Tommy Scott can barely sleep when it’s cold outside.
Scott, 56, was recently in the hospital for two weeks because he slept outside and didn’t have enough blankets to keep him warm and keep his asthma at bay.
Whenever St. Francis House offers cold-night shelter, he makes sure to stay overnight.
Organizations keep homeless people warm and safe during the cold nights.
While the temperature drops and the crisp winter wind breezes through, the amount of supplies to assist the homeless change daily, according to local community officials.
Scott slept at the shelter during cold nights for the past two years.
“I’m always treated really good,” he said.
He said that in the past when the temperature was about 20 to 35 degrees, the shelter ran out of cots to give out.
“It got so goddamn full,” he said.
The room filled with men and women separated by a divider, he said.
Scott said he plans to stay at St. Francis for the next couple of nights because it’s going to be cold.

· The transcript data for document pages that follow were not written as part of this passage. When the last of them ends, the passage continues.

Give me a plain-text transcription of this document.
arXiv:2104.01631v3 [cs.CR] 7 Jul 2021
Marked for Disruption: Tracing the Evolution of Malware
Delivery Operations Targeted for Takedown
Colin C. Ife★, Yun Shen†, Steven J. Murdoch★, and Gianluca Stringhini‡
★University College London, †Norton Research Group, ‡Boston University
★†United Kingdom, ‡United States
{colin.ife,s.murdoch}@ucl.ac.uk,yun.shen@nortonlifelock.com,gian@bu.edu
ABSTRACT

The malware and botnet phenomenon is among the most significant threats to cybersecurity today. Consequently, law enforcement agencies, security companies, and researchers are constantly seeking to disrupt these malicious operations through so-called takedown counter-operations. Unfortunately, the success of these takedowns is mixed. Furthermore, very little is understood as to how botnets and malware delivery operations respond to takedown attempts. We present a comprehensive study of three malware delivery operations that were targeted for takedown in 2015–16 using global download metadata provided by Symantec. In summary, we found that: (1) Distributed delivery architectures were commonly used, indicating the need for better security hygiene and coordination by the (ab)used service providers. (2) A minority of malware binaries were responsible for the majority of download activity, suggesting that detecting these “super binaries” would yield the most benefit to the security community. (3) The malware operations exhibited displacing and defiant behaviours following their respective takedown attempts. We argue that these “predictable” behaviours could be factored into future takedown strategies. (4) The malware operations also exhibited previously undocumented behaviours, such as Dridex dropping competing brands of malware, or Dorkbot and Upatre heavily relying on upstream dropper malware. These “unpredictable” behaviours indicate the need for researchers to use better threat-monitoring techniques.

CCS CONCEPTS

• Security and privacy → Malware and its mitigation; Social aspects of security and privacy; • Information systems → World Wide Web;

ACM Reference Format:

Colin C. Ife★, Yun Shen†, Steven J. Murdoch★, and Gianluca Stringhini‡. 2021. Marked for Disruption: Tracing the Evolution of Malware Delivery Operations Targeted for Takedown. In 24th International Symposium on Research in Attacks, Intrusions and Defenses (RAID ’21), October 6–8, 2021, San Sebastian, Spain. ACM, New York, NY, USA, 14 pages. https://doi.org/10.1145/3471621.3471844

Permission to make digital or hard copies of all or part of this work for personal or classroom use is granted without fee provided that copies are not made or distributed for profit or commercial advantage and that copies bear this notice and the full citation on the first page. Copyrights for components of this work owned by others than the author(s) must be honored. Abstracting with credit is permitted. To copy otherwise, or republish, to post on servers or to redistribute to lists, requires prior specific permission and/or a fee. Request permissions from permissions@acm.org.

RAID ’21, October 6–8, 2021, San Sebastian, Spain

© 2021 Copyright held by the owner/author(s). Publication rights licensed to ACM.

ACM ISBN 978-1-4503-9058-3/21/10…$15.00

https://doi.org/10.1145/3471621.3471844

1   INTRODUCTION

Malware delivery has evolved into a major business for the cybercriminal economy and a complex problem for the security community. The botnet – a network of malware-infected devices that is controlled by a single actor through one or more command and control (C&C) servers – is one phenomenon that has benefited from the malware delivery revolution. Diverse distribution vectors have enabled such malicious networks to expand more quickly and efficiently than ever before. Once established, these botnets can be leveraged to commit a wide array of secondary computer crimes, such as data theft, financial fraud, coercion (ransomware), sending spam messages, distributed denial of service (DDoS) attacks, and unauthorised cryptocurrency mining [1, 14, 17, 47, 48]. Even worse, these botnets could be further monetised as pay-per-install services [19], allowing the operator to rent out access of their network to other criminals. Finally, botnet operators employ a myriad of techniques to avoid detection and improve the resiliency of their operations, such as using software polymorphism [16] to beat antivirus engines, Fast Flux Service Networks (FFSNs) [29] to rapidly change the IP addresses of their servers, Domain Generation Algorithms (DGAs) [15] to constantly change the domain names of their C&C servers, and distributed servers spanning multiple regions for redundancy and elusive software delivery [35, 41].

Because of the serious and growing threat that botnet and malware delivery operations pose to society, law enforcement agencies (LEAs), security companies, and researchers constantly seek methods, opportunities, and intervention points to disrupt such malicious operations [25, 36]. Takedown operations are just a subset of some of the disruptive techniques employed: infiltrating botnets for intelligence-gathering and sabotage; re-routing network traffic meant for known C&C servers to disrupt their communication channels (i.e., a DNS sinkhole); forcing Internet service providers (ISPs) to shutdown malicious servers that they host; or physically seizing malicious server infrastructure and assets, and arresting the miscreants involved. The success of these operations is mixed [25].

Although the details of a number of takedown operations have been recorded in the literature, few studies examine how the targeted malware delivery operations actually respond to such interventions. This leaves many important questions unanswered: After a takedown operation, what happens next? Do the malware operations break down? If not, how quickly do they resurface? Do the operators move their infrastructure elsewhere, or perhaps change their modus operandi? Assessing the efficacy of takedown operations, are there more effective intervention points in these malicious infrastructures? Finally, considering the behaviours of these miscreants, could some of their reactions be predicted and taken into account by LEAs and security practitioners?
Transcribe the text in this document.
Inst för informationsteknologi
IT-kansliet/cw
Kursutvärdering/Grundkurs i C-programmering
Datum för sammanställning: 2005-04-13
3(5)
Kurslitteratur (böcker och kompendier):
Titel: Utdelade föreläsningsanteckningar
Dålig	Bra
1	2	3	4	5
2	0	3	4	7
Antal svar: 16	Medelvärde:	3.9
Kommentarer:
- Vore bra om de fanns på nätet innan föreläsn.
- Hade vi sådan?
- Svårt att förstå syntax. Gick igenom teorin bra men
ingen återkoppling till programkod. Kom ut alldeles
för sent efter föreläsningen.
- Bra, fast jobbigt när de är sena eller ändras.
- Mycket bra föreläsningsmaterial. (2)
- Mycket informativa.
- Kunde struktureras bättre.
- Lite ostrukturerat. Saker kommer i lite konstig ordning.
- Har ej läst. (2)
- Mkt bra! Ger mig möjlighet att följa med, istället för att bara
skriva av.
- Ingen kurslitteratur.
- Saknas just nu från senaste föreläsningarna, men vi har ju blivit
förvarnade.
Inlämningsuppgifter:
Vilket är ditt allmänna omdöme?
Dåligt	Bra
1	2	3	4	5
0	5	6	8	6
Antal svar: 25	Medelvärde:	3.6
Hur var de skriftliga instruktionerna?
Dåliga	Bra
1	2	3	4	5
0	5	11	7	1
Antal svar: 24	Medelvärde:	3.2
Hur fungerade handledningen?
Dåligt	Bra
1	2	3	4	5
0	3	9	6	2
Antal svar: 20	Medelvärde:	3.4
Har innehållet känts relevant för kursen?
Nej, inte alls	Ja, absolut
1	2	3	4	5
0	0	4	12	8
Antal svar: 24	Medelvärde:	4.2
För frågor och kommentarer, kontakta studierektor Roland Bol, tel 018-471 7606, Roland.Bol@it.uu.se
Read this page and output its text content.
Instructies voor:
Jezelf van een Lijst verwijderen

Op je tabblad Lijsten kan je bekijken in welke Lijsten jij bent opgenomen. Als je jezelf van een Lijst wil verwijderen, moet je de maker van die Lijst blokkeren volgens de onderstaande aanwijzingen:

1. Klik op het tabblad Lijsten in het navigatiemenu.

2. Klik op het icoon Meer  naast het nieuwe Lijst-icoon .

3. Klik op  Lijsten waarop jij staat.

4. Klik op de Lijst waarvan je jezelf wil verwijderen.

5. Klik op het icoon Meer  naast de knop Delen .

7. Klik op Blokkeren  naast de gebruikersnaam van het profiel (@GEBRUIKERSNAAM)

Temperatures will dip into the low 40s over the next few nights.
He said he thinks many of the people who sleep on Bo Diddley Community Plaza and in “Tent City” will follow suit.
The City of Gainesville/Alachua County Office on Homelessness replenished its supplies after running out of jackets to give to the homeless last week.
When the office reached out to the city, people responded by helping out and donating, said Theresa Lowe, director of the City of Gainesville/Alachua County Office on Homelessness.
“This has been a community partnership,” Lowe said.
The office gives away blankets, socks and scarves.
Jackets are given away daily.
In the past two weeks, the organization gave about 50 to 60 jackets, she said.
St. Francis House provides cold-night shelter for the homeless when the temperature is 45 degrees or lower.
Kent Vann, executive director at St. Francis House, said the cold-night shelter provides a person who doesn’t have anywhere to stay a safe and warm place to sleep.
“This saves lives,” Vann said. “A freeze warning can cost a life.”
The shelter houses 35 people, but during cold-night temperatures, an additional 40 to 60 people stay the night, he said.
Guests check in by 8 p.m., and they receive a green cot, blankets and coffee.
In the morning, about 30 volunteers and six staffers provide the guests with a hot breakfast including eggs, bacon, pastries or oatmeal.
“The people are good, and they are appreciative of the services,” he said.
John Roberts, 56, left, and Daniel Walters, 53, sit on a bench on Bo Diddley Community Plaza on Friday night. Temperatures will dip into the low 40s over the next few nights.